You are seeking shareholder approval for a change of domicile from Ontario, Canada to the British Virgin Islands. The preliminary note to Rule 145 of the Securities Act states that “an offer, offer to sell, offer for sale, or sale occurs when there is submitted to security holders a plan or agreement pursuant to which such holders are required to elect, on the basis of what is in substance a new investment decision, whether to accept a new or different security in exchange for their existing security.” Rule 145 embodies our determination that such transactions are subject to the registration requirements of the Securities Act. Please note that Rule 145(a)(2) excludes from the definition of “offer, offer to sell, offer of sale or sale” mergers or consolidations done for the sole purpose of changing the issuer’s domicilesolely within the United States. Since your reincorporation will be between two foreign domiciles, it does not appear that this exception applies to this transaction. Moreover, it does not appear the exemption from registration provided by Section 3(a)(9) is available to you, since
- 3 -
the issuer of the new securities will not be the same as the issuer of the old securities in light of the re-domestication. Please provide us a detailed legal analysis as to why you believe that you are not required to register this transaction under the Securities Act or provide factual support for the exemption from registration on which you intend to rely.

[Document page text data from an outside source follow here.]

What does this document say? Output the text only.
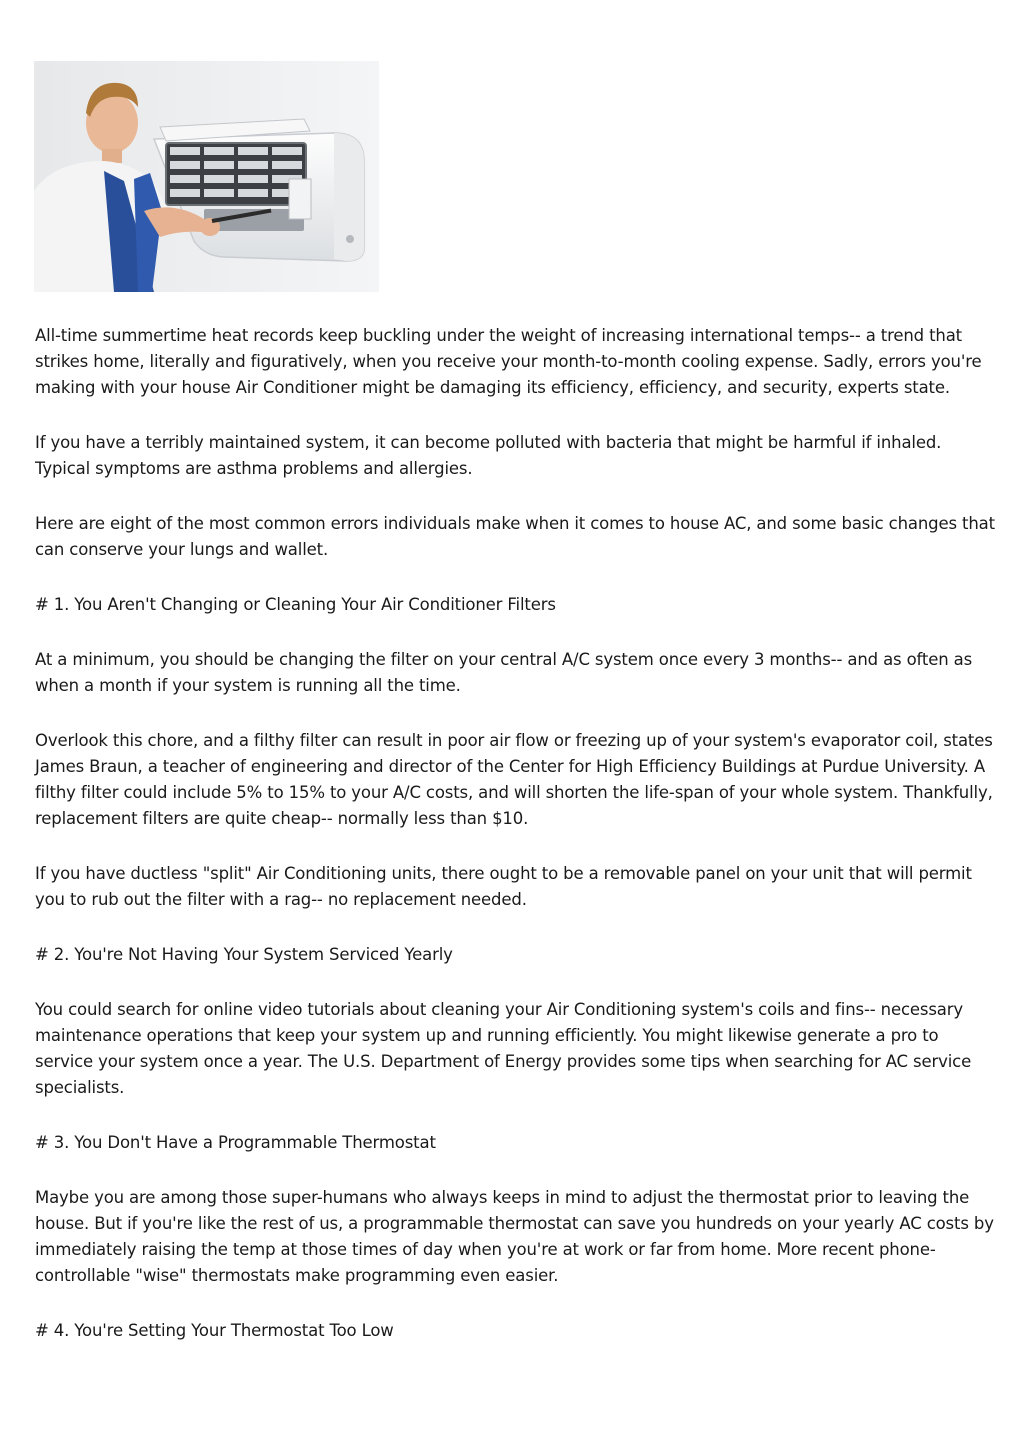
All-time summertime heat records keep buckling under the weight of increasing international temps-- a trend that strikes home, literally and figuratively, when you receive your month-to-month cooling expense. Sadly, errors you're making with your house Air Conditioner might be damaging its efficiency, efficiency, and security, experts state.

If you have a terribly maintained system, it can become polluted with bacteria that might be harmful if inhaled. Typical symptoms are asthma problems and allergies.

Here are eight of the most common errors individuals make when it comes to house AC, and some basic changes that can conserve your lungs and wallet.

# 1. You Aren't Changing or Cleaning Your Air Conditioner Filters

At a minimum, you should be changing the filter on your central A/C system once every 3 months-- and as often as when a month if your system is running all the time.

Overlook this chore, and a filthy filter can result in poor air flow or freezing up of your system's evaporator coil, states James Braun, a teacher of engineering and director of the Center for High Efficiency Buildings at Purdue University. A filthy filter could include 5% to 15% to your A/C costs, and will shorten the life-span of your whole system. Thankfully, replacement filters are quite cheap-- normally less than $10.

If you have ductless "split" Air Conditioning units, there ought to be a removable panel on your unit that will permit you to rub out the filter with a rag-- no replacement needed.

# 2. You're Not Having Your System Serviced Yearly

You could search for online video tutorials about cleaning your Air Conditioning system's coils and fins-- necessary maintenance operations that keep your system up and running efficiently. You might likewise generate a pro to service your system once a year. The U.S. Department of Energy provides some tips when searching for AC service specialists.

# 3. You Don't Have a Programmable Thermostat

Maybe you are among those super-humans who always keeps in mind to adjust the thermostat prior to leaving the house. But if you're like the rest of us, a programmable thermostat can save you hundreds on your yearly AC costs by immediately raising the temp at those times of day when you're at work or far from home. More recent phone-controllable "wise" thermostats make programming even easier.

# 4. You're Setting Your Thermostat Too Low
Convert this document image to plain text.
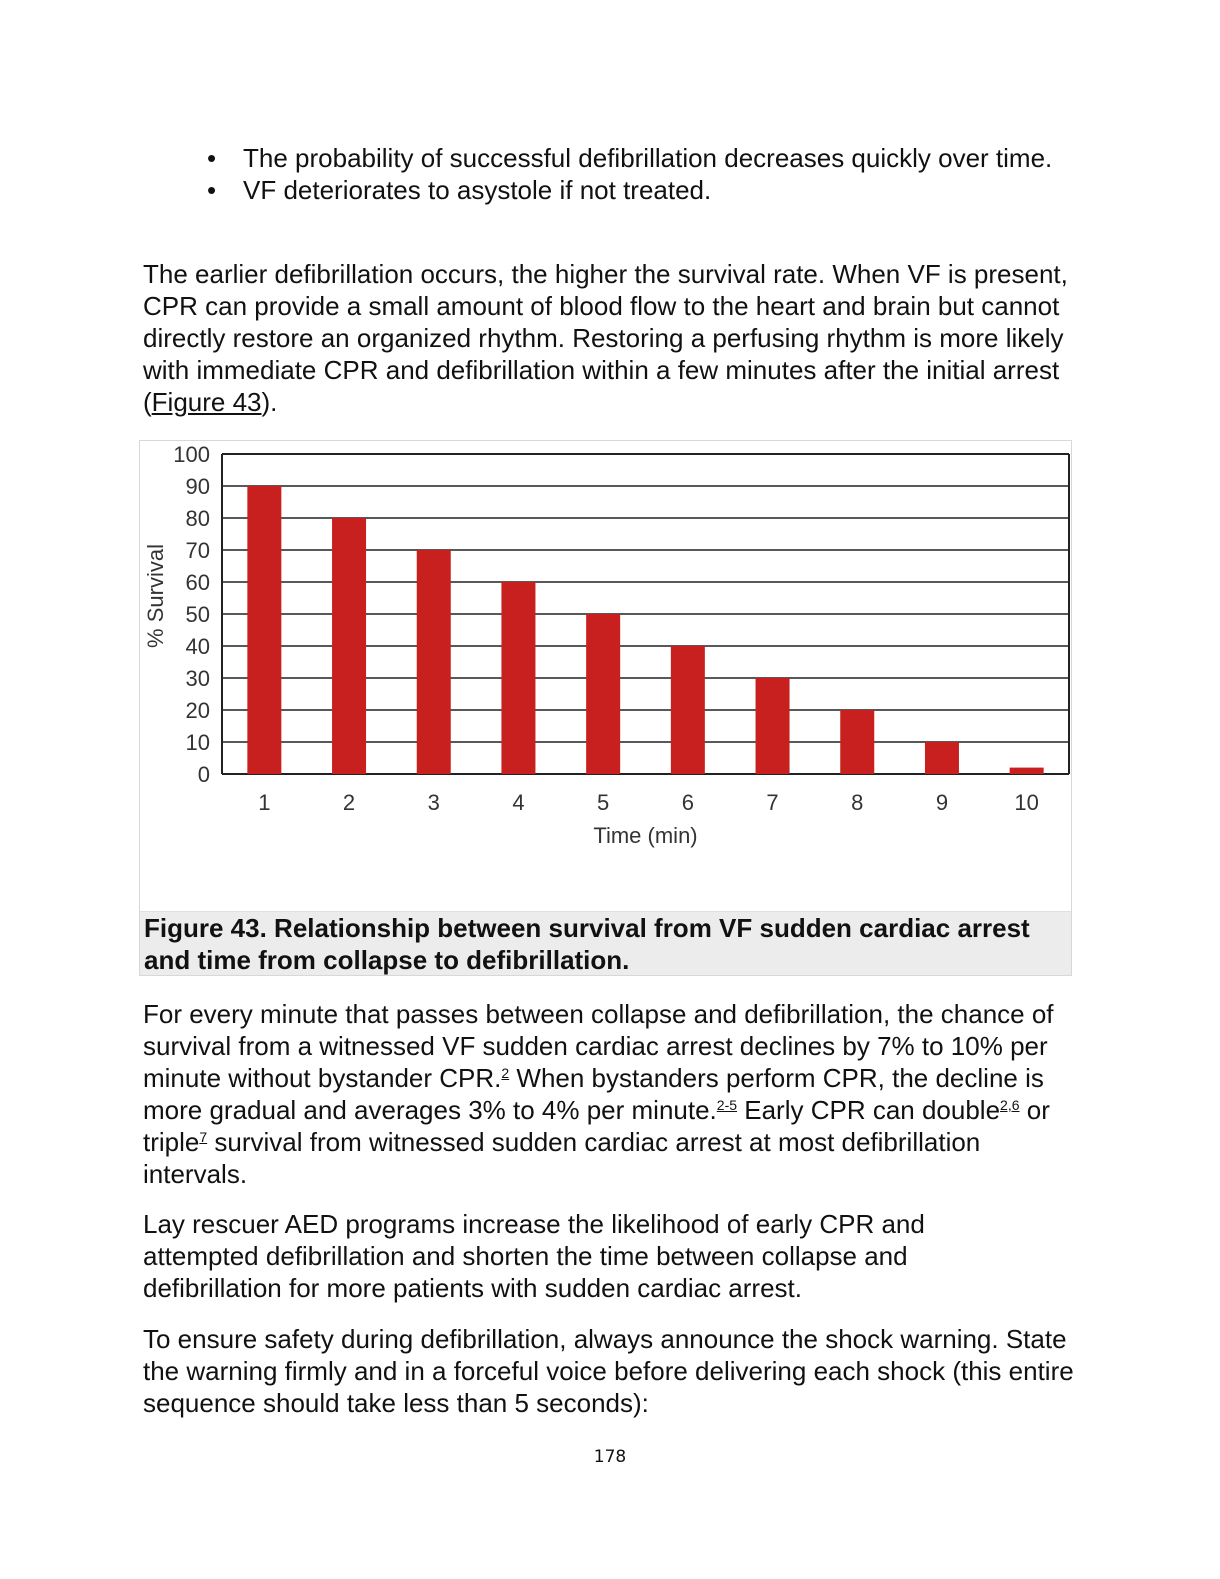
• The probability of successful defibrillation decreases quickly over time.
• VF deteriorates to asystole if not treated.

The earlier defibrillation occurs, the higher the survival rate. When VF is present, CPR can provide a small amount of blood flow to the heart and brain but cannot directly restore an organized rhythm. Restoring a perfusing rhythm is more likely with immediate CPR and defibrillation within a few minutes after the initial arrest (Figure 43).

Figure 43. Relationship between survival from VF sudden cardiac arrest and time from collapse to defibrillation.
0
10
20
30
40
50
60
70
80
90
100
1	2	3	4	5	6	7	8	9	10
Time (min)
% Survival

For every minute that passes between collapse and defibrillation, the chance of survival from a witnessed VF sudden cardiac arrest declines by 7% to 10% per minute without bystander CPR.$^2$ When bystanders perform CPR, the decline is more gradual and averages 3% to 4% per minute.$^{2-5}$ Early CPR can double$^{2,6}$ or triple$^7$ survival from witnessed sudden cardiac arrest at most defibrillation intervals.

Lay rescuer AED programs increase the likelihood of early CPR and attempted defibrillation and shorten the time between collapse and defibrillation for more patients with sudden cardiac arrest.

To ensure safety during defibrillation, always announce the shock warning. State the warning firmly and in a forceful voice before delivering each shock (this entire sequence should take less than 5 seconds):

178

This comment is no longer applicable. The Company has elected not to pursue a change of domicile.
8.
Please revise to provide the disclosure required by Item 12 of Schedule 14A. In this respect, you should include robust disclosure on the material difference between the Ontario Business Corporations Act and any similar laws of the British Virgin Islands and the impact of these differences on the rights of existing shareholders.
This comment is no longer applicable. The Company has elected not to pursue a change of domicile.
9.
Please disclose why the board of directors has determined to change the company’s domicile from Ontario, Canada to the British Virgin Islands.
This comment is no longer applicable. The Company has elected not to pursue a change of domicile.
10.
Revise to disclose how existing shareholders will be notified of the manner in which you will exchange outstanding stock certificates for new stock certificates if this proposal is approved.
This comment is no longer applicable. The Company has elected not to pursue a change of domicile.
Included with this letter as separate correspondence is a written statement from the Company acknowledging its responsibility for the adequacy and accuracy of the disclosure in the filing.
Sincerely yours,
Frascona, Joiner, Goodman and Greenstein, P.C.